What to say, when addressing victims of one of the most harrowing instances of man’s inhumanity to man? High Representative of the European Union for Foreign Affairs and Security, Josep Borrell, would only trust his heart to do the talking.
In Rwanda, for the just concluded, two day 2nd African Union, European Union Ministerial meeting, Borrell made an unscheduled visit to Bugesera District, to the Swedish funded Interpeace, a project that works to support traumatised communities.
Beginning his remarks, with a valiant, creditable effort at speaking Kinyarwanda, he turned to the young woman who held an umbrella over his head, to shield him from the scorching sun, saying to her that he preferred to speak, feeling the Rwandan sun on his face. No one it seemed, was more surprised than him, when clearly understanding him, she smiled, and took the umbrella down. His Kinyarwanda was not so bad after all.
In more sombre mood, he addressed himself to the subject that had necessitated the establishment of the Interpeace project, the genocide against Tutsi.
His visit to Bugesera, he explained, had not been planned, and accordingly, rather than a presentation he had prepared with his staff, he would instead, “talk with my heart.”
What they were doing, he told his audience, which included genocide survivors, was beyond the animal nature of the human being.
“Let me tell you that what you are doing is something extraordinary. It demands a lot of courage to talk to the ones who kill your children and forgive them.”
In what may have been an inadvertent rebuke to the seemingly growing numbers of genocide deniers, both in and outside Rwanda, he questioned the notion that forgiving, meant forgetting.
“I am not a Bishop. I am not a priest. I am not a specialist in forgiving. I am a politician, and politicians work to try to help people live together, in peace and prosperity. And for that, you have to remember what happened, because people who do not keep memory, are condemned to repeat the same mistakes.”
Given Europe’s own violent history, he said, he did not feel that as a European, he was in any position to instruct his listeners. As Europeans, he told his audience, “We committed the worst genocide in our history. We reduced 30million black people to slavery. We killed each other for Centuries, because you were Catholic, because you were Protestant, because you were from that side of the mountain, or that side of the river…”
But Europe did provide some lessons, “because we also decided to stop fighting and create a unity based on reconciliation, and this reconciliation is also based on memory. We want to build a better future, because we remember how awful the past was.”
He wanted to recognise the contribution Sweden was making, by funding an organisation, like Interspace, he said.

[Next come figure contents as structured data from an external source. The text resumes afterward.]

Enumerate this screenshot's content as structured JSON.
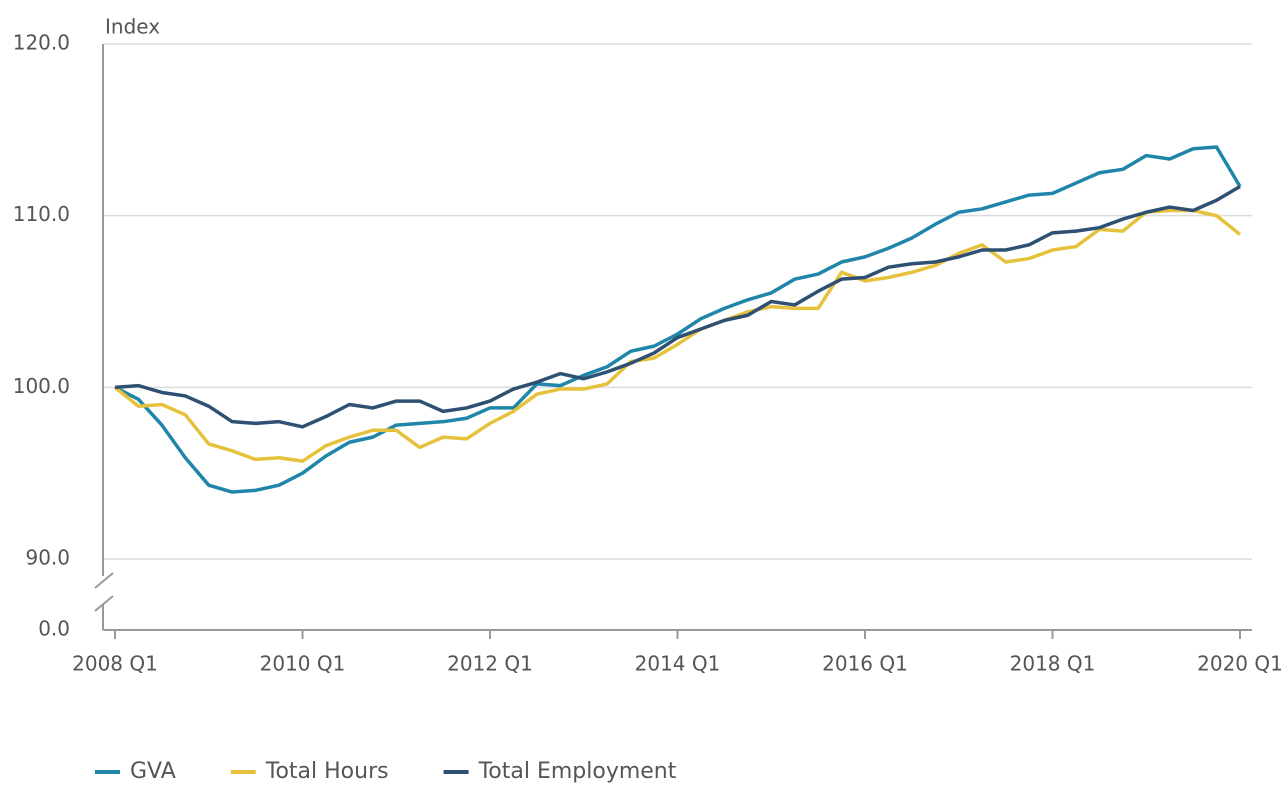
{
  "chart_data": {
    "type": "line",
    "y_label": "Index",
    "categories": [
      "2008 Q1",
      null,
      null,
      null,
      null,
      null,
      null,
      null,
      "2010 Q1",
      null,
      null,
      null,
      null,
      null,
      null,
      null,
      "2012 Q1",
      null,
      null,
      null,
      null,
      null,
      null,
      null,
      "2014 Q1",
      null,
      null,
      null,
      null,
      null,
      null,
      null,
      "2016 Q1",
      null,
      null,
      null,
      null,
      null,
      null,
      null,
      "2018 Q1",
      null,
      null,
      null,
      null,
      null,
      null,
      null,
      "2020 Q1"
    ],
    "series": [
      {
        "name": "GVA",
        "color": "#1f86aa",
        "values": [
          100,
          99.3,
          97.8,
          95.9,
          94.3,
          93.9,
          94.0,
          94.3,
          95.0,
          96.0,
          96.8,
          97.1,
          97.8,
          97.9,
          98.0,
          98.2,
          98.8,
          98.8,
          100.2,
          100.1,
          100.7,
          101.2,
          102.1,
          102.4,
          103.1,
          104.0,
          104.6,
          105.1,
          105.5,
          106.3,
          106.6,
          107.3,
          107.6,
          108.1,
          108.7,
          109.5,
          110.2,
          110.4,
          110.8,
          111.2,
          111.3,
          111.9,
          112.5,
          112.7,
          113.5,
          113.3,
          113.9,
          114.0,
          111.7
        ]
      },
      {
        "name": "Total Hours",
        "color": "#e6c23c",
        "values": [
          100,
          98.9,
          99.0,
          98.4,
          96.7,
          96.3,
          95.8,
          95.9,
          95.7,
          96.6,
          97.1,
          97.5,
          97.5,
          96.5,
          97.1,
          97.0,
          97.9,
          98.6,
          99.6,
          99.9,
          99.9,
          100.2,
          101.5,
          101.7,
          102.5,
          103.4,
          103.9,
          104.4,
          104.7,
          104.6,
          104.6,
          106.7,
          106.2,
          106.4,
          106.7,
          107.1,
          107.8,
          108.3,
          107.3,
          107.5,
          108.0,
          108.2,
          109.2,
          109.1,
          110.2,
          110.3,
          110.3,
          110.0,
          108.9
        ]
      },
      {
        "name": "Total Employment",
        "color": "#2e5072",
        "values": [
          100,
          100.1,
          99.7,
          99.5,
          98.9,
          98.0,
          97.9,
          98.0,
          97.7,
          98.3,
          99.0,
          98.8,
          99.2,
          99.2,
          98.6,
          98.8,
          99.2,
          99.9,
          100.3,
          100.8,
          100.5,
          100.9,
          101.4,
          102.0,
          102.9,
          103.4,
          103.9,
          104.2,
          105.0,
          104.8,
          105.6,
          106.3,
          106.4,
          107.0,
          107.2,
          107.3,
          107.6,
          108.0,
          108.0,
          108.3,
          109.0,
          109.1,
          109.3,
          109.8,
          110.2,
          110.5,
          110.3,
          110.9,
          111.7
        ]
      }
    ],
    "ylim": [
      0,
      120
    ],
    "yticks": [
      {
        "value": 0,
        "label": "0.0"
      },
      {
        "value": 90,
        "label": "90.0"
      },
      {
        "value": 100,
        "label": "100.0"
      },
      {
        "value": 110,
        "label": "110.0"
      },
      {
        "value": 120,
        "label": "120.0"
      }
    ],
    "axis_break": true,
    "grid": true
  }
}
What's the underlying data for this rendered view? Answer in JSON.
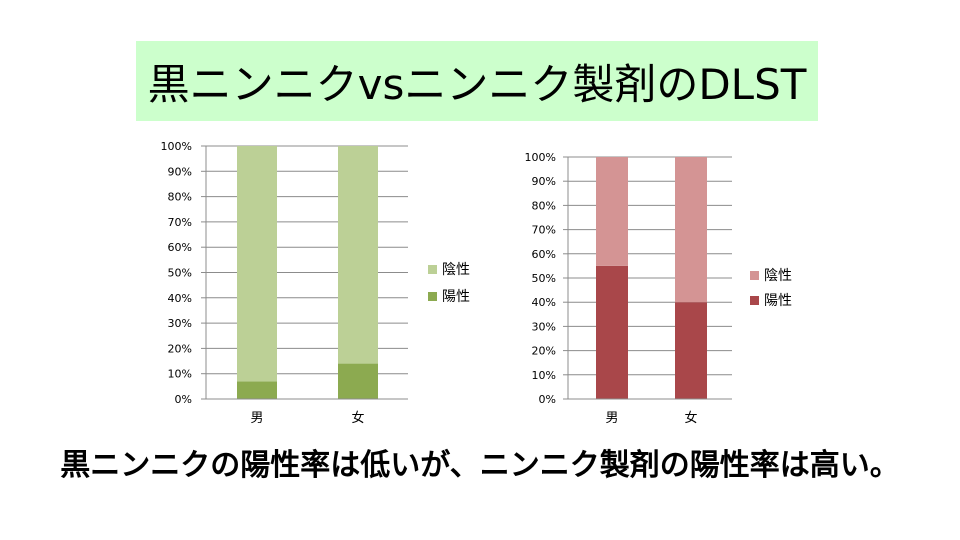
{
  "title": "黒ニンニクvsニンニク製剤のDLST",
  "caption": "黒ニンニクの陽性率は低いが、ニンニク製剤の陽性率は高い。",
  "chart_data": [
    {
      "type": "bar",
      "stacked": true,
      "categories": [
        "男",
        "女"
      ],
      "series": [
        {
          "name": "陽性",
          "values": [
            7,
            14
          ],
          "color": "#8caa50"
        },
        {
          "name": "陰性",
          "values": [
            93,
            86
          ],
          "color": "#bcd096"
        }
      ],
      "y_ticks": [
        "0%",
        "10%",
        "20%",
        "30%",
        "40%",
        "50%",
        "60%",
        "70%",
        "80%",
        "90%",
        "100%"
      ],
      "ylim": [
        0,
        100
      ],
      "legend": [
        "陰性",
        "陽性"
      ],
      "legend_position": "right"
    },
    {
      "type": "bar",
      "stacked": true,
      "categories": [
        "男",
        "女"
      ],
      "series": [
        {
          "name": "陽性",
          "values": [
            55,
            40
          ],
          "color": "#a9474a"
        },
        {
          "name": "陰性",
          "values": [
            45,
            60
          ],
          "color": "#d49494"
        }
      ],
      "y_ticks": [
        "0%",
        "10%",
        "20%",
        "30%",
        "40%",
        "50%",
        "60%",
        "70%",
        "80%",
        "90%",
        "100%"
      ],
      "ylim": [
        0,
        100
      ],
      "legend": [
        "陰性",
        "陽性"
      ],
      "legend_position": "right"
    }
  ]
}
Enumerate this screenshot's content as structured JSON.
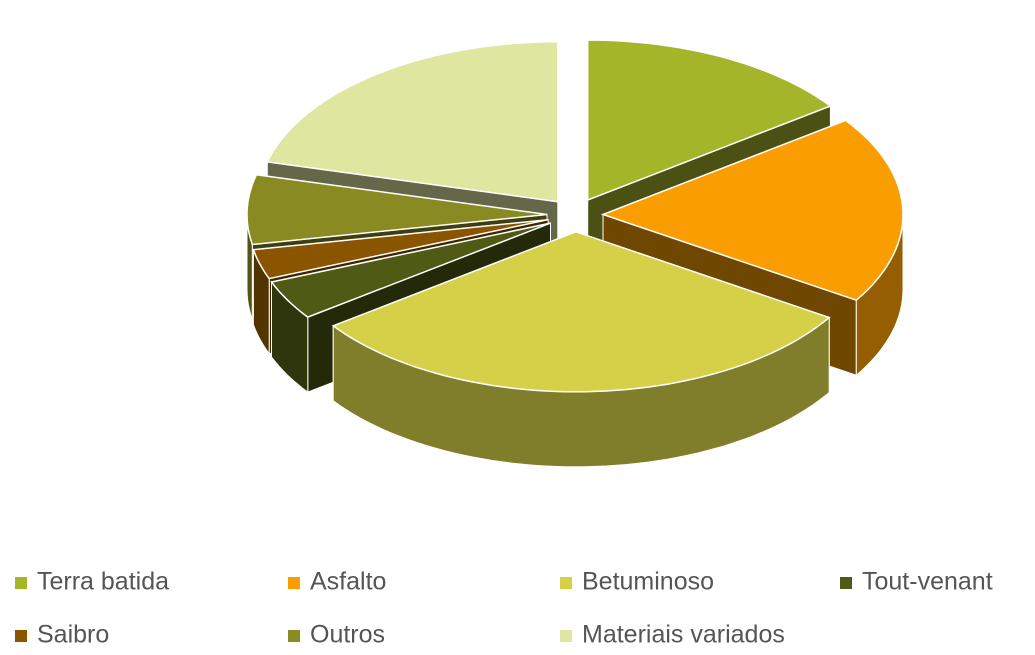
{
  "chart_data": {
    "type": "pie3d",
    "categories": [
      "Terra batida",
      "Asfalto",
      "Betuminoso",
      "Tout-venant",
      "Saibro",
      "Outros",
      "Materiais variados"
    ],
    "values": [
      15,
      19,
      31,
      4,
      3,
      7,
      21
    ],
    "colors": [
      "#a5b52a",
      "#f99d00",
      "#d6d048",
      "#4f5a15",
      "#8b5500",
      "#8a8a22",
      "#dfe6a0"
    ],
    "legend": "bottom"
  }
}
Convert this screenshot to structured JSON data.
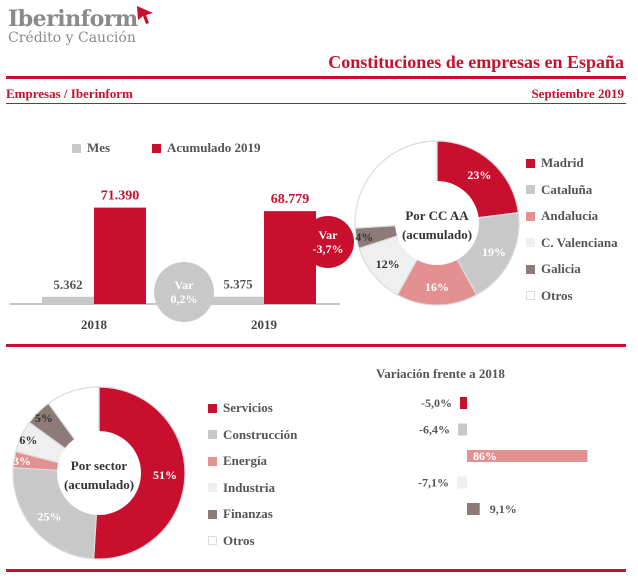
{
  "header": {
    "logo_name": "Iberinform",
    "logo_tagline": "Crédito y Caución",
    "title": "Constituciones de empresas en España",
    "subtitle_left": "Empresas / Iberinform",
    "subtitle_right": "Septiembre 2019"
  },
  "colors": {
    "red": "#c8102e",
    "grey": "#c8c8c8",
    "pink": "#e39090",
    "light": "#efefef",
    "brown": "#8c7b78",
    "white": "#ffffff"
  },
  "chart_data": [
    {
      "type": "bar",
      "categories": [
        "2018",
        "2019"
      ],
      "series": [
        {
          "name": "Mes",
          "color": "#c8c8c8",
          "values": [
            5362,
            5375
          ],
          "labels": [
            "5.362",
            "5.375"
          ]
        },
        {
          "name": "Acumulado 2019",
          "color": "#c8102e",
          "values": [
            71390,
            68779
          ],
          "labels": [
            "71.390",
            "68.779"
          ]
        }
      ],
      "ylim": [
        0,
        80000
      ],
      "annotations": {
        "var_mes": {
          "line1": "Var",
          "line2": "0,2%"
        },
        "var_acum": {
          "line1": "Var",
          "line2": "-3,7%"
        }
      }
    },
    {
      "type": "pie",
      "center_label": [
        "Por CC AA",
        "(acumulado)"
      ],
      "slices": [
        {
          "name": "Madrid",
          "value": 23,
          "label": "23%",
          "color": "#c8102e"
        },
        {
          "name": "Cataluña",
          "value": 19,
          "label": "19%",
          "color": "#c8c8c8"
        },
        {
          "name": "Andalucía",
          "value": 16,
          "label": "16%",
          "color": "#e39090"
        },
        {
          "name": "C. Valenciana",
          "value": 12,
          "label": "12%",
          "color": "#efefef"
        },
        {
          "name": "Galicia",
          "value": 4,
          "label": "4%",
          "color": "#8c7b78"
        },
        {
          "name": "Otros",
          "value": 26,
          "label": "",
          "color": "#ffffff"
        }
      ]
    },
    {
      "type": "pie",
      "center_label": [
        "Por sector",
        "(acumulado)"
      ],
      "slices": [
        {
          "name": "Servicios",
          "value": 51,
          "label": "51%",
          "color": "#c8102e"
        },
        {
          "name": "Construcción",
          "value": 25,
          "label": "25%",
          "color": "#c8c8c8"
        },
        {
          "name": "Energía",
          "value": 3,
          "label": "3%",
          "color": "#e39090"
        },
        {
          "name": "Industria",
          "value": 6,
          "label": "6%",
          "color": "#efefef"
        },
        {
          "name": "Finanzas",
          "value": 5,
          "label": "5%",
          "color": "#8c7b78"
        },
        {
          "name": "Otros",
          "value": 10,
          "label": "",
          "color": "#ffffff"
        }
      ]
    },
    {
      "type": "bar",
      "title": "Variación frente a 2018",
      "categories": [
        "Servicios",
        "Construcción",
        "Energía",
        "Industria",
        "Finanzas"
      ],
      "values": [
        -5.0,
        -6.4,
        86,
        -7.1,
        9.1
      ],
      "labels": [
        "-5,0%",
        "-6,4%",
        "86%",
        "-7,1%",
        "9,1%"
      ],
      "colors": [
        "#c8102e",
        "#c8c8c8",
        "#e39090",
        "#efefef",
        "#8c7b78"
      ]
    }
  ]
}
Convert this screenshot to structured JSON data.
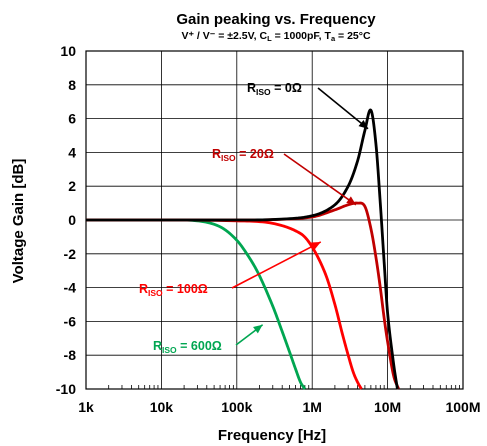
{
  "chart_data": {
    "type": "line",
    "title": "Gain peaking vs. Frequency",
    "subtitle": "V⁺ / V⁻ = ±2.5V, C_L = 1000pF, T_a = 25°C",
    "xlabel": "Frequency [Hz]",
    "ylabel": "Voltage Gain [dB]",
    "x_scale": "log",
    "xlim": [
      1000,
      100000000
    ],
    "ylim": [
      -10,
      10
    ],
    "grid": true,
    "x_ticks": [
      1000,
      10000,
      100000,
      1000000,
      10000000,
      100000000
    ],
    "x_tick_labels": [
      "1k",
      "10k",
      "100k",
      "1M",
      "10M",
      "100M"
    ],
    "y_ticks": [
      -10,
      -8,
      -6,
      -4,
      -2,
      0,
      2,
      4,
      6,
      8,
      10
    ],
    "y_tick_labels": [
      "-10",
      "-8",
      "-6",
      "-4",
      "-2",
      "0",
      "2",
      "4",
      "6",
      "8",
      "10"
    ],
    "series": [
      {
        "name": "R_ISO = 0Ω",
        "color": "#000000",
        "x": [
          1000,
          10000,
          100000,
          300000,
          1000000,
          2000000,
          3000000,
          4000000,
          5000000,
          6000000,
          7000000,
          8000000,
          9000000,
          10000000,
          12000000,
          13500000
        ],
        "y": [
          0,
          0,
          0,
          0.03,
          0.25,
          0.9,
          2.0,
          3.5,
          5.3,
          6.5,
          4.5,
          1.0,
          -2.5,
          -5.5,
          -8.5,
          -10
        ]
      },
      {
        "name": "R_ISO = 20Ω",
        "color": "#c00000",
        "x": [
          1000,
          10000,
          100000,
          300000,
          1000000,
          2000000,
          3000000,
          4000000,
          5000000,
          6000000,
          7000000,
          8000000,
          9000000,
          10000000,
          12000000,
          14000000
        ],
        "y": [
          0,
          0,
          0,
          0.02,
          0.18,
          0.6,
          0.9,
          1.0,
          0.8,
          -0.5,
          -2.2,
          -4.0,
          -5.8,
          -7.2,
          -9.2,
          -10
        ]
      },
      {
        "name": "R_ISO = 100Ω",
        "color": "#ff0000",
        "x": [
          1000,
          10000,
          100000,
          300000,
          700000,
          1000000,
          1500000,
          2000000,
          2500000,
          3000000,
          3500000,
          4000000,
          4500000
        ],
        "y": [
          0,
          0,
          -0.05,
          -0.2,
          -0.8,
          -1.6,
          -3.2,
          -5.0,
          -6.7,
          -8.0,
          -9.0,
          -9.6,
          -10
        ]
      },
      {
        "name": "R_ISO = 600Ω",
        "color": "#00a651",
        "x": [
          1000,
          3000,
          10000,
          30000,
          60000,
          100000,
          150000,
          200000,
          300000,
          400000,
          500000,
          600000,
          700000,
          800000
        ],
        "y": [
          0,
          0,
          0,
          -0.05,
          -0.4,
          -1.2,
          -2.3,
          -3.3,
          -5.1,
          -6.6,
          -7.8,
          -8.8,
          -9.6,
          -10
        ]
      }
    ],
    "annotations": [
      {
        "label_main": "R",
        "label_sub": "ISO",
        "label_rest": " = 0Ω",
        "color": "#000000",
        "arrow_to_x": 5500000,
        "arrow_to_y": 5.4
      },
      {
        "label_main": "R",
        "label_sub": "ISO",
        "label_rest": " = 20Ω",
        "color": "#c00000",
        "arrow_to_x": 3800000,
        "arrow_to_y": 0.9
      },
      {
        "label_main": "R",
        "label_sub": "ISO",
        "label_rest": " = 100Ω",
        "color": "#ff0000",
        "arrow_to_x": 1300000,
        "arrow_to_y": -1.3
      },
      {
        "label_main": "R",
        "label_sub": "ISO",
        "label_rest": " = 600Ω",
        "color": "#00a651",
        "arrow_to_x": 220000,
        "arrow_to_y": -6.2
      }
    ]
  }
}
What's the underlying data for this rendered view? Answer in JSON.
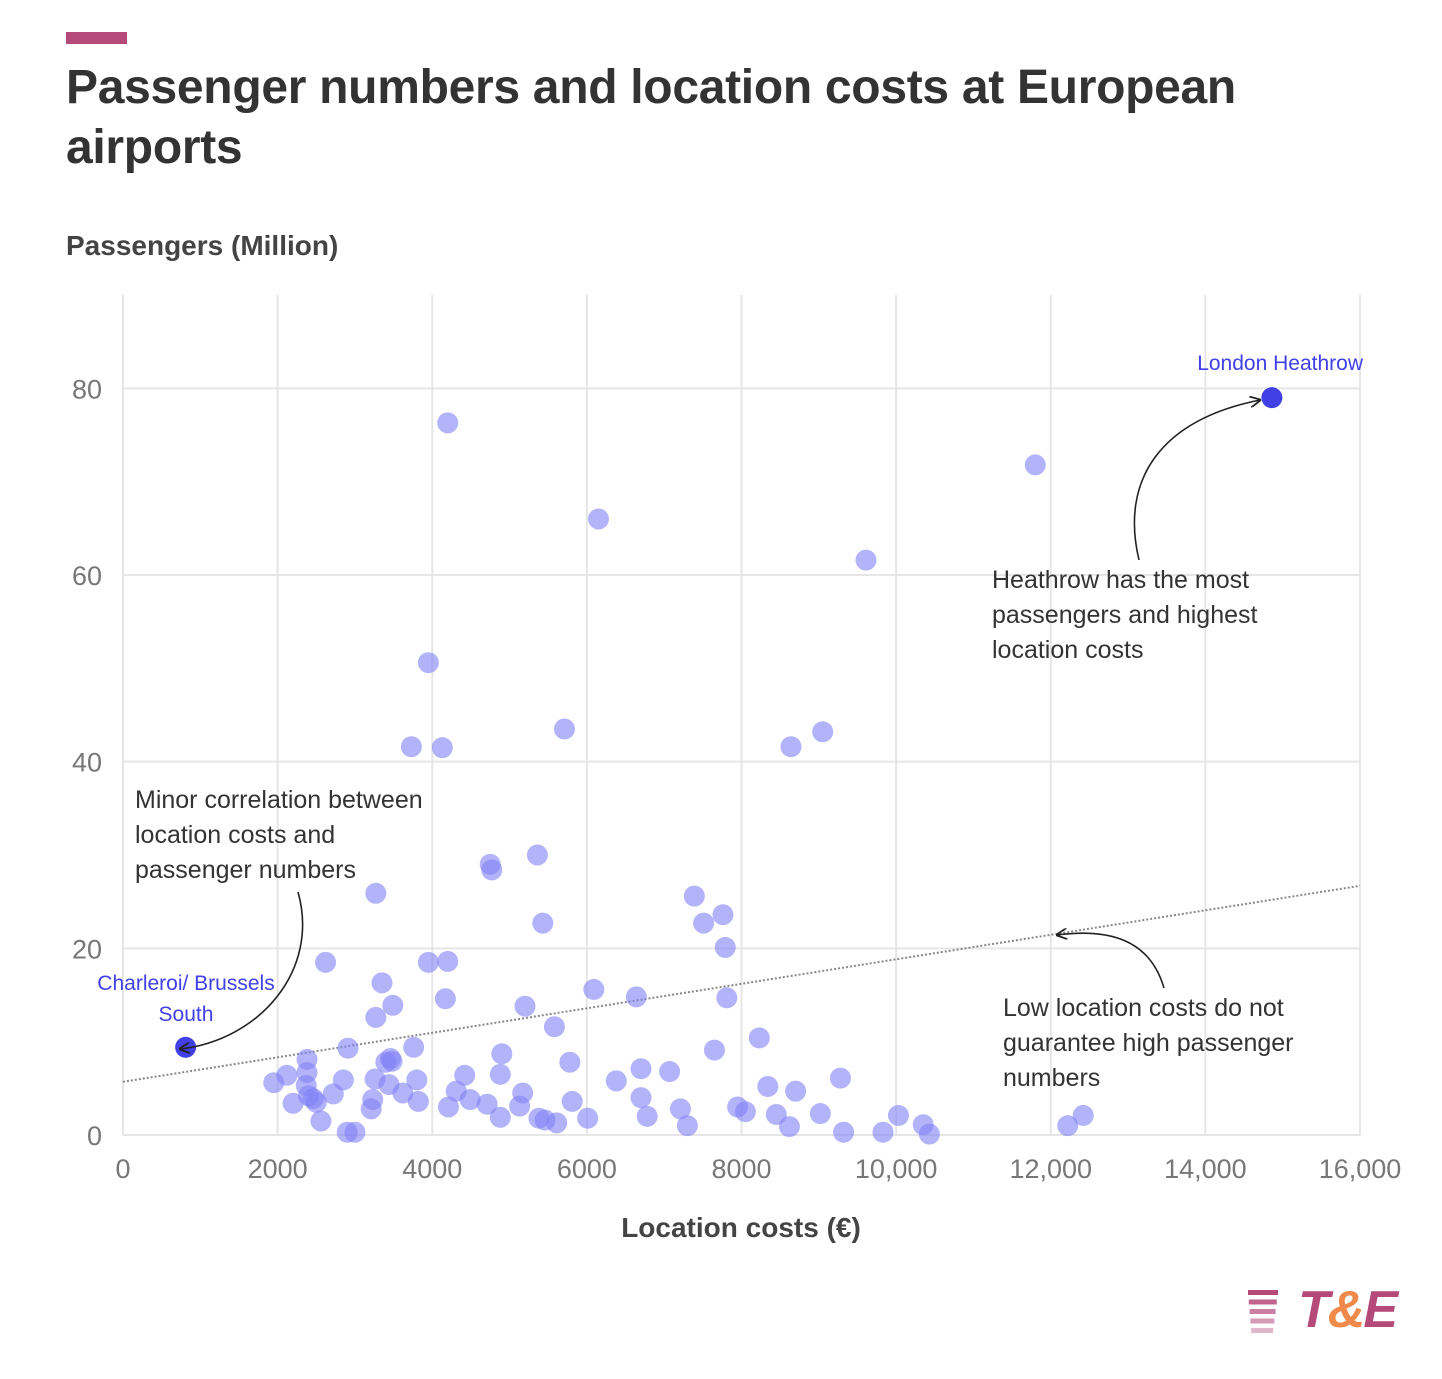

“And I want to thank this Interspace organisation. I want to thank the Swedish government for the efforts, and resources they are devoting to this process. But most of all, I want to thank all of you, who are giving an extraordinary lesson of humanity, because to forgive such atrocities, must be very difficult.”
As a national politician in his native Spain, Borrell was one of the leaders who worked for the restoration of Democratic government in Spain, following a bitter civil war, 1936 – 1939, that was followed by the 36 year fascist rule of General Franco Bahamonde. Now the 74 old Borrell, recalled how, many in Spain still harbour the grievances of that period.
“I come from a country, Spain, which suffered an awful civil war, many years ago, and people still look at each other, thinking of the past, and blaming each other for what happened. But we cannot build a future by blaming each other for what happened in the past.”
“At a certain a moment, massacres have to finish. At a certain moment, humanity has to win the battle against the devil. Against the devil that all of us have in our soul. The devil that makes people kill their neighbour.”
Rwanda had witnessed and suffered all that greatly, he told his audience. The wounds are still there, how could they not be, he said.
“I know that hundreds of thousands of people in Rwanda are still traumatised…how could it be otherwise?”
And yet, this has to be overcome, he said, “and the only way of overcoming it, is the way you are doing it. This requires incredible human courage. I know from personal experience how difficult it is to forgive.”
“So, here in Bugesera District, where the worst atrocities were committed…and where they need to heal the wounds of trauma, perhaps more than in other places in Rwanda. This gathering is the most extraordinary human experience that I have ever lived.”
“Believe me, I am not saying that to get your applause” he pleaded with his audience, needlessly, since by now, they were as moved as he was, “I am saying it, because that is how I am feeling. In my country, such a thing never happened, and for years, we kept the wounds open, the hate one for the other for what they did.”
He called upon his audience to continue what they were doing.
“So, I can only encourage you to continue this way. I can only encourage you to continue to build peace, starting with the neighbour, the one with whom you share a common history of cruelty and pain. But nevertheless, it is with them that you have to build your future, the future of the young people from this beautiful land.”
And from an audience which, judging by the rapt attention with which they were listening to him, had already taken him to their own hearts, he asked for forgiveness, in the name of an international community, that looked the other way, at a time of their greatest need.
“And me too, I have to ask forgiveness, because the International Community was not able or prevent, or avoid this tragedy. We are also guilty. You can be guilty by action, or you can be guilty by non action….So, forgive us also.